There are protests every month in Hungary. Inflation is among the highest in the European Union and food prices rose 7% year-on-year in March.
Marton Gulyas, the founder of Partizan, the most influential independent media outlet in Hungary, said he could not imagine Orban peacefully handing over power if he loses the vote.
And despite the success of the Pride march, he said the outlook for LGBTQ+ rights in the country was bleak.
"Even if they lose the election, Fidesz will continue to have a lot of influence over the Supreme Court, which can make the new government's life a living hell," he said.
"There are a lot of cracks in the system. If they are going to lose, they can still do a lot of things to influence the future of Hungary."

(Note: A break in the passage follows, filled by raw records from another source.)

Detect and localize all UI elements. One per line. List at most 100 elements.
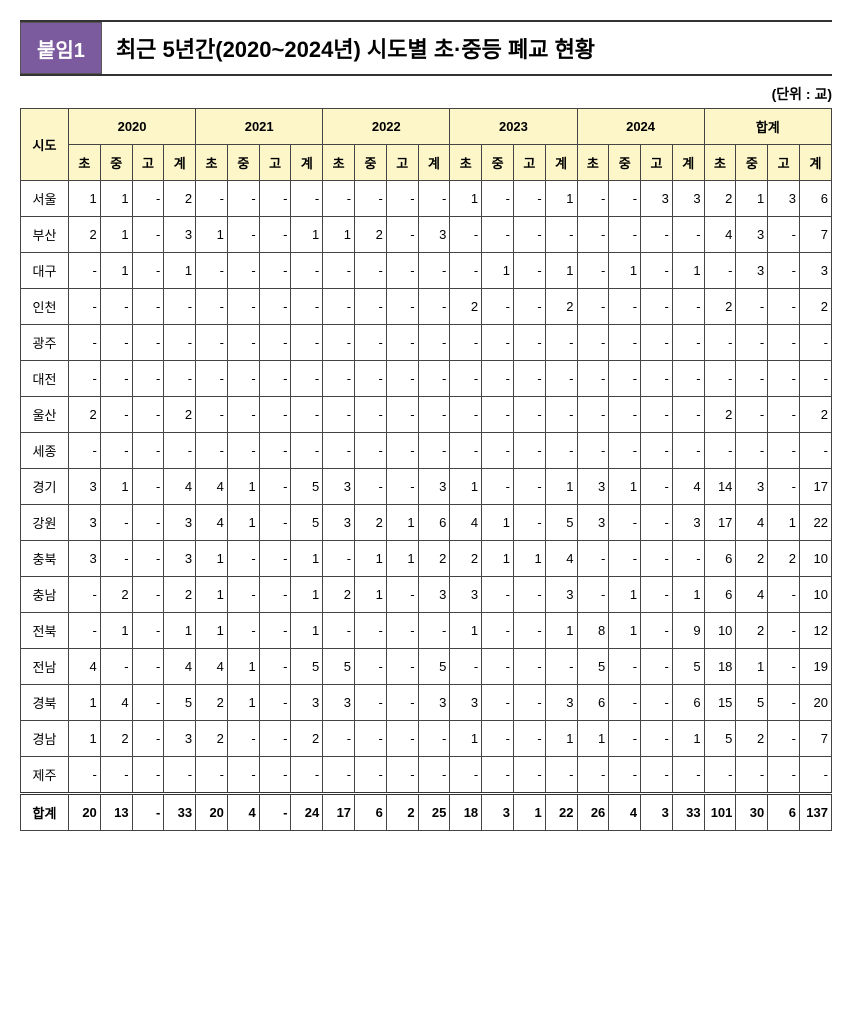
total-cell: 137 xyxy=(799,794,831,831)
data-cell: - xyxy=(577,577,609,613)
col-year-2021: 2021 xyxy=(196,109,323,145)
total-cell: 22 xyxy=(545,794,577,831)
data-cell: - xyxy=(450,217,482,253)
data-cell: - xyxy=(482,649,514,685)
data-cell: 3 xyxy=(164,541,196,577)
data-cell: - xyxy=(545,397,577,433)
data-cell: - xyxy=(513,181,545,217)
data-cell: 3 xyxy=(545,577,577,613)
data-cell: - xyxy=(227,397,259,433)
data-cell: - xyxy=(609,325,641,361)
data-cell: 1 xyxy=(196,541,228,577)
data-cell: 6 xyxy=(577,685,609,721)
data-cell: - xyxy=(259,577,291,613)
data-cell: 4 xyxy=(672,469,704,505)
data-cell: 3 xyxy=(799,253,831,289)
data-cell: - xyxy=(768,433,800,469)
data-cell: - xyxy=(291,361,323,397)
data-cell: 4 xyxy=(100,685,132,721)
region-cell: 광주 xyxy=(21,325,69,361)
data-cell: - xyxy=(482,325,514,361)
data-cell: 1 xyxy=(164,253,196,289)
total-cell: 4 xyxy=(227,794,259,831)
data-cell: - xyxy=(355,433,387,469)
data-cell: 1 xyxy=(450,469,482,505)
region-cell: 서울 xyxy=(21,181,69,217)
data-cell: - xyxy=(799,325,831,361)
data-cell: 18 xyxy=(704,649,736,685)
total-cell: 3 xyxy=(641,794,673,831)
data-cell: - xyxy=(132,541,164,577)
data-cell: 1 xyxy=(609,613,641,649)
data-cell: 3 xyxy=(323,685,355,721)
data-cell: - xyxy=(100,757,132,794)
data-cell: 1 xyxy=(69,181,101,217)
data-cell: - xyxy=(132,253,164,289)
data-cell: - xyxy=(641,397,673,433)
sub-header: 고 xyxy=(132,145,164,181)
data-cell: - xyxy=(513,361,545,397)
sub-header: 초 xyxy=(577,145,609,181)
data-cell: - xyxy=(196,397,228,433)
data-cell: 5 xyxy=(291,505,323,541)
data-cell: 15 xyxy=(704,685,736,721)
data-cell: - xyxy=(386,649,418,685)
data-cell: - xyxy=(641,649,673,685)
total-cell: 13 xyxy=(100,794,132,831)
data-cell: - xyxy=(641,217,673,253)
data-cell: - xyxy=(196,433,228,469)
data-cell: 3 xyxy=(69,505,101,541)
data-cell: 1 xyxy=(196,217,228,253)
table-row: 강원3--341-5321641-53--3174122 xyxy=(21,505,832,541)
data-cell: - xyxy=(132,577,164,613)
data-cell: 3 xyxy=(736,469,768,505)
data-cell: - xyxy=(450,757,482,794)
data-cell: - xyxy=(291,397,323,433)
data-cell: - xyxy=(577,757,609,794)
region-cell: 부산 xyxy=(21,217,69,253)
data-cell: 2 xyxy=(704,181,736,217)
data-cell: 2 xyxy=(799,397,831,433)
data-cell: - xyxy=(482,577,514,613)
data-cell: 1 xyxy=(768,505,800,541)
data-cell: 2 xyxy=(418,541,450,577)
data-cell: 4 xyxy=(196,505,228,541)
data-cell: 1 xyxy=(545,469,577,505)
data-cell: - xyxy=(323,397,355,433)
table-row: 전남4--441-55--5----5--5181-19 xyxy=(21,649,832,685)
sub-header: 초 xyxy=(450,145,482,181)
data-cell: - xyxy=(323,613,355,649)
data-cell: - xyxy=(672,361,704,397)
total-cell: 20 xyxy=(196,794,228,831)
region-cell: 전남 xyxy=(21,649,69,685)
sub-header: 고 xyxy=(641,145,673,181)
data-cell: - xyxy=(672,325,704,361)
title-bar: 붙임1 최근 5년간(2020~2024년) 시도별 초·중등 폐교 현황 xyxy=(20,20,832,76)
data-cell: - xyxy=(482,433,514,469)
sub-header: 중 xyxy=(100,145,132,181)
data-cell: - xyxy=(672,433,704,469)
data-cell: - xyxy=(736,757,768,794)
data-cell: - xyxy=(386,325,418,361)
data-cell: - xyxy=(259,181,291,217)
data-cell: - xyxy=(704,433,736,469)
data-cell: - xyxy=(386,181,418,217)
data-cell: 10 xyxy=(799,577,831,613)
total-row: 합계2013-33204-241762251831222643331013061… xyxy=(21,794,832,831)
sub-header: 계 xyxy=(291,145,323,181)
data-cell: - xyxy=(609,685,641,721)
table-row: 경남12-32--2----1--11--152-7 xyxy=(21,721,832,757)
data-cell: 4 xyxy=(704,217,736,253)
data-cell: - xyxy=(386,613,418,649)
data-cell: - xyxy=(259,361,291,397)
data-cell: 1 xyxy=(69,685,101,721)
data-cell: - xyxy=(418,613,450,649)
data-cell: 9 xyxy=(672,613,704,649)
data-cell: - xyxy=(132,613,164,649)
data-cell: 1 xyxy=(227,685,259,721)
data-cell: - xyxy=(323,325,355,361)
data-cell: - xyxy=(69,757,101,794)
total-cell: 20 xyxy=(69,794,101,831)
region-cell: 세종 xyxy=(21,433,69,469)
total-label: 합계 xyxy=(21,794,69,831)
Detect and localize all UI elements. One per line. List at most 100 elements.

Gulyas is also concerned about a proposed transparency law that would draft a list of organisations that get foreign funding and restrict or even shut them down if they are deemed to threaten Hungary's sovereignty and culture.
The bill, similar to Russia's "foreign agents law", was meant to be debated in June, but the government postponed the debate and vote after protests.
Tamas Dombos, board member of Hatter Society; Hungary's largest LGBTQ+ non-profit - said the law would be "deadly" for the organisation.
"The transparency law is basically an anti-NGO law. Human rights organisations receiving any kind of funding from abroad would be put on a government list of groups harming the sovereignty of Hungary. And if you're put on that list, your organisation is essentially dead," Dombos said.
Asked about the future of LGBTQ+ rights in Hungary, Viktoria Radvanyi, the president of Budapest Pride, was adamant the fight would go on.
"We want equal rights and we want them now and not in 50 years. This is an opportunity to craft Europe's future. We want to live freely in this continent and not just learn how to survive."